In practice it has been found that the invention fully achieves the intended aim and objects. In particular, it has been shown that the system and the method for the creation and verification of behavioral baselines thus conceived make it possible to overcome the qualitative limitations of the background art, since they make it possible to create and verify behavioral baselines based on activities or sequences of activities performed by the entities (comprising both users and apparatuses) that operate within a company network, in order to detect any behavioral deviations that might represent dangerous activities and IT threats.

An advantage of the system and method for the creation and verification of behavioral baselines according to the present invention consists in that they make possible a dynamic, adaptive and proactive method for detecting IT threats in order to combat external and internal threats that are constantly evolving and unknown a priori.

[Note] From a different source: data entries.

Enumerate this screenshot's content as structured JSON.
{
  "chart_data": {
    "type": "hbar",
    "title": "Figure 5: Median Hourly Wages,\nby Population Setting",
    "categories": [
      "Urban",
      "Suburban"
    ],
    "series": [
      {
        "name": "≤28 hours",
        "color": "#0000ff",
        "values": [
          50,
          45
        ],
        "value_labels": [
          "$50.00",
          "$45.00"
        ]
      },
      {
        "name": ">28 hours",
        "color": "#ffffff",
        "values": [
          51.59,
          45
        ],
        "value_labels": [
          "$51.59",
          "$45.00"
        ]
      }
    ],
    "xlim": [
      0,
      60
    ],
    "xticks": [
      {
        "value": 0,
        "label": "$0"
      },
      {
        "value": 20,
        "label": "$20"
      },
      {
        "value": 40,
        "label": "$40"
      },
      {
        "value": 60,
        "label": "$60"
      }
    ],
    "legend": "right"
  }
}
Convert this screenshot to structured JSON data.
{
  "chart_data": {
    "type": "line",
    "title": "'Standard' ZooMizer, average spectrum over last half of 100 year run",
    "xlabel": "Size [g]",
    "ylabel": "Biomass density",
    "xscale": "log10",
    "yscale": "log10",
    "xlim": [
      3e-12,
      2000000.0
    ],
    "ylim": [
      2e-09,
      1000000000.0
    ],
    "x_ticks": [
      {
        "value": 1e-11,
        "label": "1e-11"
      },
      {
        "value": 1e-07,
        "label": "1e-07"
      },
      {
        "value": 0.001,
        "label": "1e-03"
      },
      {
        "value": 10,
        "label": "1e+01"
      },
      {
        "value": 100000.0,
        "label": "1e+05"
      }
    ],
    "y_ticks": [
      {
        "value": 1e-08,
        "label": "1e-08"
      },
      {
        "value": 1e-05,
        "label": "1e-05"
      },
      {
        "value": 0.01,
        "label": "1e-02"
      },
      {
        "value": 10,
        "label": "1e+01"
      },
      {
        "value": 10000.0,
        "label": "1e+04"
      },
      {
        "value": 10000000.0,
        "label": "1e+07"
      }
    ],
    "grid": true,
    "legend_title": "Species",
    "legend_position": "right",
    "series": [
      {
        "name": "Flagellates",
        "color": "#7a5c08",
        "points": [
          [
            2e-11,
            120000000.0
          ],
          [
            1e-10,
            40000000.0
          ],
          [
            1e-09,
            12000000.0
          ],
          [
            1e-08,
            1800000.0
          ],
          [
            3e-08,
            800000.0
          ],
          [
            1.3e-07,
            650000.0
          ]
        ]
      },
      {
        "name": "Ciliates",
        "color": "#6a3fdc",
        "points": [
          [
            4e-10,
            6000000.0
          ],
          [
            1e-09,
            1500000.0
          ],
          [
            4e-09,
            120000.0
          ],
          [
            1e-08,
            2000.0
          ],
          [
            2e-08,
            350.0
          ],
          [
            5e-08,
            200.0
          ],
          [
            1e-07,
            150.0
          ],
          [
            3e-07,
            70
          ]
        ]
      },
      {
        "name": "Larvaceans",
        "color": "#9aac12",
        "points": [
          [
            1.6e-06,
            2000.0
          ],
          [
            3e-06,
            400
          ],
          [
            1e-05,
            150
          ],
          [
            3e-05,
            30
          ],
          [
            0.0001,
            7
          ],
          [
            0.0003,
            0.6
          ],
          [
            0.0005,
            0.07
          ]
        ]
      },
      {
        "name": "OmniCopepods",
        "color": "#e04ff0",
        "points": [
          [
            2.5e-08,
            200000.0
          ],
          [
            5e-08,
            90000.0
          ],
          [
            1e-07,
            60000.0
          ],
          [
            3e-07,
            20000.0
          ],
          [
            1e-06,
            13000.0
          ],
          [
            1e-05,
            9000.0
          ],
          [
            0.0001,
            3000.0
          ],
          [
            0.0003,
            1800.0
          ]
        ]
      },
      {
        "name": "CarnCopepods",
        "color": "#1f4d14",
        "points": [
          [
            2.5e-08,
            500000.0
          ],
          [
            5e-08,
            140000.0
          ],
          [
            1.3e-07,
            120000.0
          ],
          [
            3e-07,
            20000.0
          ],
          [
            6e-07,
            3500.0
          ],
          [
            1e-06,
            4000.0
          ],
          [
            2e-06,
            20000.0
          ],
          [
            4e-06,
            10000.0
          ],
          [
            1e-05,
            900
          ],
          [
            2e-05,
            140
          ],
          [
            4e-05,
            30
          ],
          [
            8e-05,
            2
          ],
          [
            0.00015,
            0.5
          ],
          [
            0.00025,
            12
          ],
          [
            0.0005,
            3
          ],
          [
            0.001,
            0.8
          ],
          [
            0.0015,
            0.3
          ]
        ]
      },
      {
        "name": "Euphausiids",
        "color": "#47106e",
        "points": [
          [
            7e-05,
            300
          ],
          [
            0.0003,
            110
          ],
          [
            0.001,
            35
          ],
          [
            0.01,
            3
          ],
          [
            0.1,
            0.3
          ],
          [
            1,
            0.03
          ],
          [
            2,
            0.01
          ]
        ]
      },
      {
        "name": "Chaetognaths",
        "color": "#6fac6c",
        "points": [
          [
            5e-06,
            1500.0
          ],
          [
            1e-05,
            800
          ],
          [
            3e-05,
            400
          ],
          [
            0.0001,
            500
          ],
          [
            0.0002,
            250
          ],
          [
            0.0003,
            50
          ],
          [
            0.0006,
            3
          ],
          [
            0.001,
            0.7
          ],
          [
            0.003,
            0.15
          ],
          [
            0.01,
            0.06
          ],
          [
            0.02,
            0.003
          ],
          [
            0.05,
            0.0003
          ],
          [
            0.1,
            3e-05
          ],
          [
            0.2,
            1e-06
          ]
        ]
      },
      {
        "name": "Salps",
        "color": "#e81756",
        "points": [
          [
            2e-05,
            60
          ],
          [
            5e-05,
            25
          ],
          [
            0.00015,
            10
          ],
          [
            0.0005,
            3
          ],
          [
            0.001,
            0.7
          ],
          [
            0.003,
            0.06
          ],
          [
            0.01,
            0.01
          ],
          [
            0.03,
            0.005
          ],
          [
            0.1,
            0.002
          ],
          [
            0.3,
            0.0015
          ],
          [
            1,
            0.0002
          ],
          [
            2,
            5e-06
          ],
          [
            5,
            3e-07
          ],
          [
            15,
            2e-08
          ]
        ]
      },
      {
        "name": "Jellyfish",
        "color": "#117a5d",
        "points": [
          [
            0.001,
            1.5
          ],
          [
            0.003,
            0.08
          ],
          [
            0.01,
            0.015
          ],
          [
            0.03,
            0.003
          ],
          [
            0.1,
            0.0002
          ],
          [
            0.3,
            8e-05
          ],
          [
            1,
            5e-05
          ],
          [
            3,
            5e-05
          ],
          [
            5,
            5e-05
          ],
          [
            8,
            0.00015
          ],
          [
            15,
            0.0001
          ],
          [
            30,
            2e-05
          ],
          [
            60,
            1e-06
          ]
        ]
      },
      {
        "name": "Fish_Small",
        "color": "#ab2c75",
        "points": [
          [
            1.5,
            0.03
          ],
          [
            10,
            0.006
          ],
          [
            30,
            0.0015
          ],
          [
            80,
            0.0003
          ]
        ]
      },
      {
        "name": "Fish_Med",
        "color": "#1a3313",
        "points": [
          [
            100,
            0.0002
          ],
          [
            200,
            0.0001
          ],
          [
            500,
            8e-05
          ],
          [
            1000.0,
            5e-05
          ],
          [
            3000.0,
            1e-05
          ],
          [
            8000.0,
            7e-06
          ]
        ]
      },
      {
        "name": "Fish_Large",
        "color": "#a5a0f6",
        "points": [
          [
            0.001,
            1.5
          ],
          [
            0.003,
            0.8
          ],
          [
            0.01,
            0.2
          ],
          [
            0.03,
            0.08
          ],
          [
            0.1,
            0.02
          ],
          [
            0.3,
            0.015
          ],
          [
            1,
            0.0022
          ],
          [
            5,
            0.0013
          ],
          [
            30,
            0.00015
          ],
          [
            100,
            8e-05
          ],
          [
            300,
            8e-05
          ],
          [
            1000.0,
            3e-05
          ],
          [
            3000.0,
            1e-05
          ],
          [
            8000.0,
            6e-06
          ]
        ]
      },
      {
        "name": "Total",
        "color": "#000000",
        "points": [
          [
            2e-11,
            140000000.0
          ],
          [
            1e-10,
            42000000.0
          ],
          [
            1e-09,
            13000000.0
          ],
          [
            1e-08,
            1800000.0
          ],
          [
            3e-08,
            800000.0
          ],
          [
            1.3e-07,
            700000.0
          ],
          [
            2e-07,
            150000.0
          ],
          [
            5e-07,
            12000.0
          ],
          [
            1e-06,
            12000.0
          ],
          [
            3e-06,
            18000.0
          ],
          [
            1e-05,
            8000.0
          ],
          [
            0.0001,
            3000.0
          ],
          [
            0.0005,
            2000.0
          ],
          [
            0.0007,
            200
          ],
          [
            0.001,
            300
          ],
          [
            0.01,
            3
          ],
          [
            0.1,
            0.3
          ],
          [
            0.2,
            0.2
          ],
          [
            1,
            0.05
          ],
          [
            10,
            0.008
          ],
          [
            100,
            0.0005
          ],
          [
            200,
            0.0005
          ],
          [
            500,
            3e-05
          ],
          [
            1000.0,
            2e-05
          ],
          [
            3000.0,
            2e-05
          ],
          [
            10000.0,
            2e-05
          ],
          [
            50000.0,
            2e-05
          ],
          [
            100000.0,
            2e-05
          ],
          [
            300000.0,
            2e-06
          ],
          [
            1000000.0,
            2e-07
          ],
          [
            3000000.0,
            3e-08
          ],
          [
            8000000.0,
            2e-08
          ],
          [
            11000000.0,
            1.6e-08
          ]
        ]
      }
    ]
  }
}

Another advantage of the system and method for the creation and verification of behavioral baselines according to the present invention consists in that they make possible a method for the detection of behavioral anomalies that is not guided by preset signatures or policies, but which adapts to the behavior of the entities and to the use of the company information systems.

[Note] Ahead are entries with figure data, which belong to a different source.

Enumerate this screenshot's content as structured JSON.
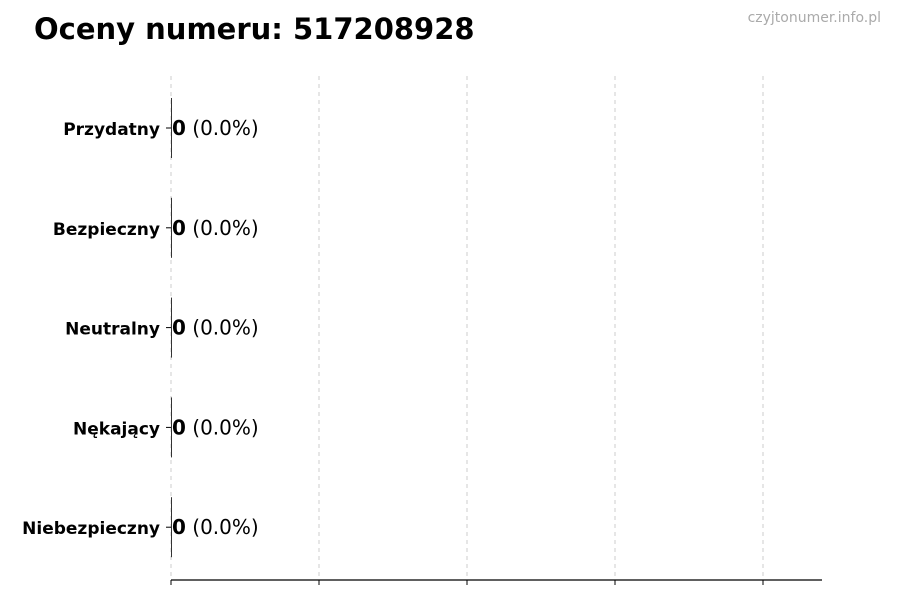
{
  "chart_data": {
    "type": "bar",
    "orientation": "horizontal",
    "title": "Oceny numeru: 517208928",
    "watermark": "czyjtonumer.info.pl",
    "categories": [
      "Przydatny",
      "Bezpieczny",
      "Neutralny",
      "Nękający",
      "Niebezpieczny"
    ],
    "values": [
      0,
      0,
      0,
      0,
      0
    ],
    "percent_labels": [
      "(0.0%)",
      "(0.0%)",
      "(0.0%)",
      "(0.0%)",
      "(0.0%)"
    ],
    "xlabel": "",
    "ylabel": "",
    "x_ticks_count": 5,
    "grid": "vertical dashed",
    "bar_color": "#333333"
  }
}
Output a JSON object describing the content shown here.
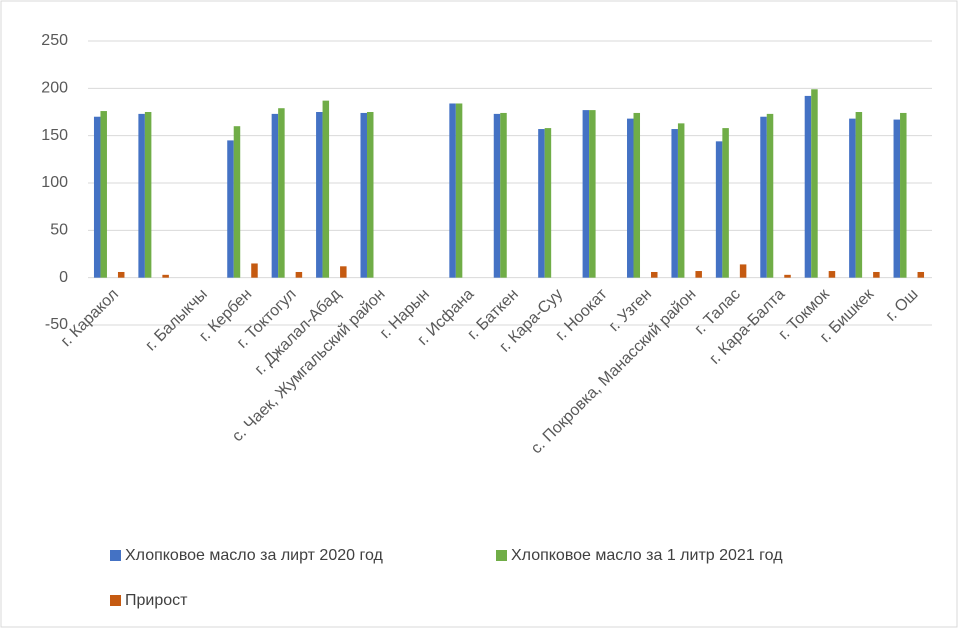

Another advantage of the system and the method for the creation and verification of behavioral baselines according to the present invention consists in that they minimize false positives, thus increasing the effectiveness of the actions in response to an IT attack or threat.

Another advantage of the system and method for the creation and verification of behavioral baselines according to the present invention consists in that they do not merely make correlations on the activities of the accounts, but they also make correlations on the activities of the individual physical user, regardless the number of accounts assigned to him or her.

Although the system and method for the creation and verification of behavioral baselines according to the present invention have been conceived particularly to increase the IT security of company or infrastructural networks and systems, they can be used in any case, more generally, in order to increase the IT security of systems and networks of any entity of medium or large size.

The invention thus conceived is susceptible of numerous modifications and variations, all of which are within the scope of the appended claims. All the details may furthermore be replaced with other technically equivalent elements.

In practice, the materials used, so long as they are compatible with the specific use, as well as the contingent shapes and dimensions, may be any according to the requirements and the state of the art.

To conclude, the scope of the protection of the claims must not be limited by the illustrations or by the preferred embodiments illustrated in the description as examples, but rather the claims must comprise all the characteristics of patentable novelty that reside in the present invention, including all the characteristics that would be treated as equivalents by the person skilled in the art. The disclosures in Italian Patent Application no. 102018000005412, from which this application claims priority, are incorporated herein by reference.

Where technical features mentioned in any claim are followed by reference signs, those reference signs have been included for the sole purpose of increasing the intelligibility of the claims and accordingly such reference signs do not have any limiting effect on the interpretation of each element identified by way of example by such reference signs.